Il campanile, come “axis mundi”, è di per sé congiunzione fra terra e cielo.

Ad esso è affidata la funzione di connettersi con l’insieme dei fenomeni celesti, sia visibili (fulmini, venti, moto degli astri), sia invisibili perché soprannaturali.

La copertura conica protesa verso l’alto è un vero è proprio “cappello a punta”, copricapo magico rituale che rimanda alla dimensione astronomico/astrologica.

Ottagono

Nell’ottica mistica, l’ottagono (ottenuto mediante la rotazione del quadrato) e le forme solide che ne derivano sono di per sé figure di mediazione tra cerchio e quadrato e pertanto di connessione tra cielo e terra. Nel punto in cui si collocano si stabilisce il passaggio dell’axis mundi e la congiunzione tra micro e macrocosmo.

Questa è la ragione per cui molto spesso, nelle architetture religiose, laddove è presente l’ottagono (tiburio, torre sull’asse centrale, lanterna sopra la cupola) può non esserlo il campanile. Per garantire la visibilità, s’interviene sul piano dimensionale e della scelta dei materiali quanto su quello formale e simbolico.

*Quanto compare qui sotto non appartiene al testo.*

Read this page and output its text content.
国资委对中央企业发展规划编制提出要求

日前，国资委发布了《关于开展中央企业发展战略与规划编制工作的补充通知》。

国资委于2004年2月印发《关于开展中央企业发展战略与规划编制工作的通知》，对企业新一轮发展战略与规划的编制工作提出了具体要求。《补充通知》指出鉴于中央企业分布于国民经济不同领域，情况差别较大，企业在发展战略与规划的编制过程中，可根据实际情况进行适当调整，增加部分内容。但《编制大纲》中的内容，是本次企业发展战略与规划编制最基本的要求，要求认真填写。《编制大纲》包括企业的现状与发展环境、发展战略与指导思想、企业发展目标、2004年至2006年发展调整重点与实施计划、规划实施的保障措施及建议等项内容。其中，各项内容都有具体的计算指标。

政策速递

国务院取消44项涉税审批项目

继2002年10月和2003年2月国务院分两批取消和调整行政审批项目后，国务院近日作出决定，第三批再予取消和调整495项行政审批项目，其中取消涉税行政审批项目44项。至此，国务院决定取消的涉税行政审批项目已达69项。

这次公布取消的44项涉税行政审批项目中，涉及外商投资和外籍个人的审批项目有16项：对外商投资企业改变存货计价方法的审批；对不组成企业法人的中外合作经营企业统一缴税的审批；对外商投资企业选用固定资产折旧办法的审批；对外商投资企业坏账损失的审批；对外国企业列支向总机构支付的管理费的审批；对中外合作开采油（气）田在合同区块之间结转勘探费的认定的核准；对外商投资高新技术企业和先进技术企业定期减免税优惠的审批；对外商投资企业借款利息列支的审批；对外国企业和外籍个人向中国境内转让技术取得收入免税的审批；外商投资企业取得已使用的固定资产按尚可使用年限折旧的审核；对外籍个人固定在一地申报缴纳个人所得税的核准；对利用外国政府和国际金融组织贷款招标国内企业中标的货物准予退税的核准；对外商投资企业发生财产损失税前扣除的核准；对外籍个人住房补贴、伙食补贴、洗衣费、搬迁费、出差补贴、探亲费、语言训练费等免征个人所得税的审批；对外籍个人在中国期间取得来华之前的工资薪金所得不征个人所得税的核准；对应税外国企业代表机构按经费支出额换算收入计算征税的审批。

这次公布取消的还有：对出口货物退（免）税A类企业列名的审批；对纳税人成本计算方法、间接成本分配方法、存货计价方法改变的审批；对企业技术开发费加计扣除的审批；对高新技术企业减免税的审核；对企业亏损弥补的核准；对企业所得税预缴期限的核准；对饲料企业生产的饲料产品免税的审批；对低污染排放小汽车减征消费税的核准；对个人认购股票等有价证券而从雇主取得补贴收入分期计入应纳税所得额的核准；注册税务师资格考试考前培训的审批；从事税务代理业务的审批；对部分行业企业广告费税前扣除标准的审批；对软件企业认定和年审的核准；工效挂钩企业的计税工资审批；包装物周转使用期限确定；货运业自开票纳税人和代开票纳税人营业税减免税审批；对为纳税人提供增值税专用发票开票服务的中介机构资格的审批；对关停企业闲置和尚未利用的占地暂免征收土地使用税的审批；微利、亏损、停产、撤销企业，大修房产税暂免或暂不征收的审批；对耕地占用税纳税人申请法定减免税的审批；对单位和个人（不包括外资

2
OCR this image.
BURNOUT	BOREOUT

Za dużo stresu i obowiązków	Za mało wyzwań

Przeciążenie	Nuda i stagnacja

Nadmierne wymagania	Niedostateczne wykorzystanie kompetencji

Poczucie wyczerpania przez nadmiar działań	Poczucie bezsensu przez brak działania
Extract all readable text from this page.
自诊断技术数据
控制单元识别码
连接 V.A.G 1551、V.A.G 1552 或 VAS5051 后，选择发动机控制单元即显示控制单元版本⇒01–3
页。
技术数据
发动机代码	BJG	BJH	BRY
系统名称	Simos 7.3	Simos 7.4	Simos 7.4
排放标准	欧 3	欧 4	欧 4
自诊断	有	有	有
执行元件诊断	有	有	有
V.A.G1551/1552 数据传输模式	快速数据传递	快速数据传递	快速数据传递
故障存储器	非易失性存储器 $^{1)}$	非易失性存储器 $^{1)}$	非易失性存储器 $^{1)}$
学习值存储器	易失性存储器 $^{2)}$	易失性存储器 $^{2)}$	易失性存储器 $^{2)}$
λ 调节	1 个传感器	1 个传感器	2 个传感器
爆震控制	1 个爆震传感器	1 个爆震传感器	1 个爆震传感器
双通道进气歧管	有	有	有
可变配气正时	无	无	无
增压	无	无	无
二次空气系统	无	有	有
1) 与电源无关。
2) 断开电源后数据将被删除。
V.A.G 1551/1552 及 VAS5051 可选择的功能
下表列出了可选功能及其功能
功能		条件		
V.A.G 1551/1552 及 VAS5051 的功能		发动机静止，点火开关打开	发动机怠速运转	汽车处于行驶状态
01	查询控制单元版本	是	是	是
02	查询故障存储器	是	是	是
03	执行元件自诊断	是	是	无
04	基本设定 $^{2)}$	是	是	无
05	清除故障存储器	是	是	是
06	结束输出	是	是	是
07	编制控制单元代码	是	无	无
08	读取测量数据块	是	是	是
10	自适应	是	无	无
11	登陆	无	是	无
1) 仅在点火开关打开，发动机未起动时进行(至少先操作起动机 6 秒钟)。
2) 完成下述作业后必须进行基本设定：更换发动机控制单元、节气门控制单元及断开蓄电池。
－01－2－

Nel suo libro La fine del mondo, il grande antropologo e meridionalista Ernesto de Martino racconta di una volta in Calabria quando, cercando una strada, egli e i suoi collaboratori fecero salire in auto un anziano pastore, perché indicasse loro la giusta direzione da seguire, promettendogli di riportarlo poi al posto di partenza. L'uomo salì in auto pieno di diffidenza, che si trasformò via via in una vera e propria angoscia, non appena dalla visuale del finestrino sparì alla vista il campanile di Marcellinara, il suo paese. Il campanile rappresentava per l'uomo il punto di riferimento del suo circoscritto spazio domestico, senza il quale egli si sentiva realmente spaesato. Quando lo riportarono indietro in fretta l'uomo stava penosamente sporto fuori dal finestrino, scrutando l'orizzonte per veder riapparire il campanile. Solo quando lo rivide, il suo viso finalmente si riappacifica.

“Che cos’è, in fondo, il “campanile di Marcellinara” di demartiniana memoria se non un “luogo comune”, baluardo contro le apocalissi del singolo così come contro quelle della comunità, sparito il quale dall’orizzonte la pena del “non esserci” prevale sulla presenza condannando all’angoscia irrelata? Che cos’è quel campanile se non, in ultima istanza, una rappresentazione, un’icona del gruppo, del luogo e dello stesso sé, “axis mundi” attorno al quale organizzare lo spazio e il tempo, gestire la propria e l’altrui esistenza, decidere chi è forestiero e chi non lo è?” (Letizia Bindi, Bandiere, antenne, campanili. Comunità immaginate nello specchio dei media, Melteni ed., Roma, 2005).